The Importance of the Interfacial Contact: Is Reduced Graphene Oxide Always an Enhancer in Photo(Electro)Catalytic Water Oxidation?
Zhirun XieHui Ling TanXiaoming WenYoshitaka SuzukiAkihide IwaseAkihiko KudoRose AmalJason A ScottYun Hau NgPublished in: ACS applied materials & interfaces (2019)
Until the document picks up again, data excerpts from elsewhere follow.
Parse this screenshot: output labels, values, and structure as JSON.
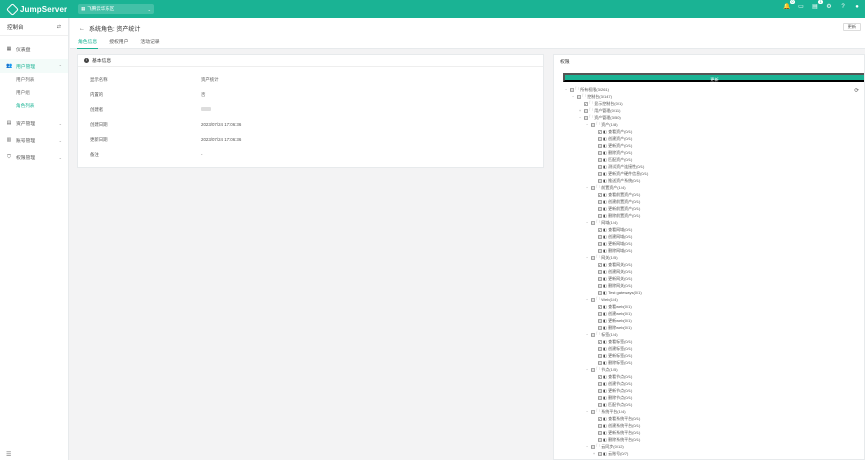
{
  "app": {
    "brand": "JumpServer",
    "org": "飞腾云华东区",
    "notif_count_1": "0",
    "notif_count_2": "1"
  },
  "colors": {
    "accent": "#1ab394"
  },
  "sidebar": {
    "title": "控制台",
    "items": [
      {
        "label": "仪表盘",
        "icon": "dashboard-icon"
      },
      {
        "label": "用户管理",
        "icon": "user-icon"
      },
      {
        "label": "资产管理",
        "icon": "asset-icon"
      },
      {
        "label": "账号管理",
        "icon": "account-icon"
      },
      {
        "label": "权限管理",
        "icon": "permission-icon"
      }
    ],
    "subitems": [
      {
        "label": "用户列表"
      },
      {
        "label": "用户组"
      },
      {
        "label": "角色列表"
      }
    ]
  },
  "header": {
    "title": "系统角色: 资产统计",
    "refresh_label": "更新",
    "tabs": [
      {
        "label": "角色信息"
      },
      {
        "label": "授权用户"
      },
      {
        "label": "活动记录"
      }
    ]
  },
  "info": {
    "title": "基本信息",
    "rows": [
      {
        "label": "显示名称",
        "value": "资产统计"
      },
      {
        "label": "内置的",
        "value": "否"
      },
      {
        "label": "创建者",
        "value": ""
      },
      {
        "label": "创建日期",
        "value": "2023/07/24 17:06:36"
      },
      {
        "label": "更新日期",
        "value": "2023/07/24 17:06:36"
      },
      {
        "label": "备注",
        "value": "-"
      }
    ]
  },
  "permissions": {
    "title": "权限",
    "update_label": "更新",
    "tree": [
      {
        "text": "所有权限(3/261)",
        "level": 0,
        "tog": "−",
        "cb": "□"
      },
      {
        "text": "控制台(3/147)",
        "level": 1,
        "tog": "−",
        "cb": "□"
      },
      {
        "text": "显示控制台(0/1)",
        "level": 2,
        "tog": "",
        "cb": "✓"
      },
      {
        "text": "用户管理(0/11)",
        "level": 2,
        "tog": "+",
        "cb": "□"
      },
      {
        "text": "资产管理(3/50)",
        "level": 2,
        "tog": "−",
        "cb": "□"
      },
      {
        "text": "资产(1/8)",
        "level": 3,
        "tog": "−",
        "cb": "□"
      },
      {
        "text": "查看资产(0/1)",
        "level": 4,
        "tog": "",
        "cb": "✓"
      },
      {
        "text": "创建资产(0/1)",
        "level": 4,
        "tog": "",
        "cb": "□"
      },
      {
        "text": "更新资产(0/1)",
        "level": 4,
        "tog": "",
        "cb": "□"
      },
      {
        "text": "删除资产(0/1)",
        "level": 4,
        "tog": "",
        "cb": "□"
      },
      {
        "text": "匹配资产(0/1)",
        "level": 4,
        "tog": "",
        "cb": "□"
      },
      {
        "text": "测试资产连接性(0/1)",
        "level": 4,
        "tog": "",
        "cb": "□"
      },
      {
        "text": "更新资产硬件信息(0/1)",
        "level": 4,
        "tog": "",
        "cb": "□"
      },
      {
        "text": "推送资产系统(0/1)",
        "level": 4,
        "tog": "",
        "cb": "□"
      },
      {
        "text": "前置资产(1/4)",
        "level": 3,
        "tog": "−",
        "cb": "□"
      },
      {
        "text": "查看前置资产(0/1)",
        "level": 4,
        "tog": "",
        "cb": "✓"
      },
      {
        "text": "创建前置资产(0/1)",
        "level": 4,
        "tog": "",
        "cb": "□"
      },
      {
        "text": "更新前置资产(0/1)",
        "level": 4,
        "tog": "",
        "cb": "□"
      },
      {
        "text": "删除前置资产(0/1)",
        "level": 4,
        "tog": "",
        "cb": "□"
      },
      {
        "text": "网域(1/4)",
        "level": 3,
        "tog": "−",
        "cb": "□"
      },
      {
        "text": "查看网域(0/1)",
        "level": 4,
        "tog": "",
        "cb": "✓"
      },
      {
        "text": "创建网域(0/1)",
        "level": 4,
        "tog": "",
        "cb": "□"
      },
      {
        "text": "更新网域(0/1)",
        "level": 4,
        "tog": "",
        "cb": "□"
      },
      {
        "text": "删除网域(0/1)",
        "level": 4,
        "tog": "",
        "cb": "□"
      },
      {
        "text": "网关(1/5)",
        "level": 3,
        "tog": "−",
        "cb": "□"
      },
      {
        "text": "查看网关(0/1)",
        "level": 4,
        "tog": "",
        "cb": "✓"
      },
      {
        "text": "创建网关(0/1)",
        "level": 4,
        "tog": "",
        "cb": "□"
      },
      {
        "text": "更新网关(0/1)",
        "level": 4,
        "tog": "",
        "cb": "□"
      },
      {
        "text": "删除网关(0/1)",
        "level": 4,
        "tog": "",
        "cb": "□"
      },
      {
        "text": "Test gateways(0/1)",
        "level": 4,
        "tog": "",
        "cb": "□"
      },
      {
        "text": "Web(1/4)",
        "level": 3,
        "tog": "−",
        "cb": "□"
      },
      {
        "text": "查看web(0/1)",
        "level": 4,
        "tog": "",
        "cb": "✓"
      },
      {
        "text": "创建web(0/1)",
        "level": 4,
        "tog": "",
        "cb": "□"
      },
      {
        "text": "更新web(0/1)",
        "level": 4,
        "tog": "",
        "cb": "□"
      },
      {
        "text": "删除web(0/1)",
        "level": 4,
        "tog": "",
        "cb": "□"
      },
      {
        "text": "标签(1/4)",
        "level": 3,
        "tog": "−",
        "cb": "□"
      },
      {
        "text": "查看标签(0/1)",
        "level": 4,
        "tog": "",
        "cb": "✓"
      },
      {
        "text": "创建标签(0/1)",
        "level": 4,
        "tog": "",
        "cb": "□"
      },
      {
        "text": "更新标签(0/1)",
        "level": 4,
        "tog": "",
        "cb": "□"
      },
      {
        "text": "删除标签(0/1)",
        "level": 4,
        "tog": "",
        "cb": "□"
      },
      {
        "text": "节点(1/5)",
        "level": 3,
        "tog": "−",
        "cb": "□"
      },
      {
        "text": "查看节点(0/1)",
        "level": 4,
        "tog": "",
        "cb": "✓"
      },
      {
        "text": "创建节点(0/1)",
        "level": 4,
        "tog": "",
        "cb": "□"
      },
      {
        "text": "更新节点(0/1)",
        "level": 4,
        "tog": "",
        "cb": "□"
      },
      {
        "text": "删除节点(0/1)",
        "level": 4,
        "tog": "",
        "cb": "□"
      },
      {
        "text": "匹配节点(0/1)",
        "level": 4,
        "tog": "",
        "cb": "□"
      },
      {
        "text": "系统平台(1/4)",
        "level": 3,
        "tog": "−",
        "cb": "□"
      },
      {
        "text": "查看系统平台(0/1)",
        "level": 4,
        "tog": "",
        "cb": "✓"
      },
      {
        "text": "创建系统平台(0/1)",
        "level": 4,
        "tog": "",
        "cb": "□"
      },
      {
        "text": "更新系统平台(0/1)",
        "level": 4,
        "tog": "",
        "cb": "□"
      },
      {
        "text": "删除系统平台(0/1)",
        "level": 4,
        "tog": "",
        "cb": "□"
      },
      {
        "text": "云同步(0/12)",
        "level": 3,
        "tog": "−",
        "cb": "□"
      },
      {
        "text": "云账号(0/7)",
        "level": 4,
        "tog": "+",
        "cb": "□"
      }
    ]
  }
}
Optimizing interfacial contact between graphene and a semiconductor has often been proposed as essential for improving their charge interactions. Herein, we fabricated bismuth vanadate-reduced graphene oxide (BiVO4/rGO) composites with tailored interfacial contact extents and revealed their disparate behavior in photoelectrochemical (PEC) and powder suspension (PS) water oxidation systems. BiVO4/rGO with a high rGO coverage on the BiVO4 surface (BiVO4/rGO HC) exhibited an 8-fold enhancement in the PEC photocurrent density with respect to neat BiVO4 at 0 V versus Ag/AgCl, while BiVO4/rGO with a low rGO coverage (BiVO4/rGO LC) gave a lesser 3-fold enhancement. In contrast, BiVO4/rGO HC delivered a detrimental effect, while BiVO4/rGO LC exhibited an enhanced performance for oxygen evolution in the PS system. The phenomenon is attributed to changes in the hydrophobicity of the BiVO4/rGO composite in conjunction with the interfacial contact configuration. A better BiVO4/rGO interfacial contact was found to improve the charge separation efficiency and charge transfer ability of the composite material, explaining the superior PEC performance of BiVO4/rGO HC. Additionally, optimization of the interfacial contact extent was revealed to further improve the energetics of the composite material, as evidenced by a Fermi level shift to a more negative potential. However, the high hydrophobicity of BiVO4/rGO HC arising from the higher rGO reduction extent triggered poor water miscibility, reducing the surface wettability and therefore hampering the photocatalytic O2 evolution activity of the sample. The study underlines water miscibility as a governing issue in the PS system.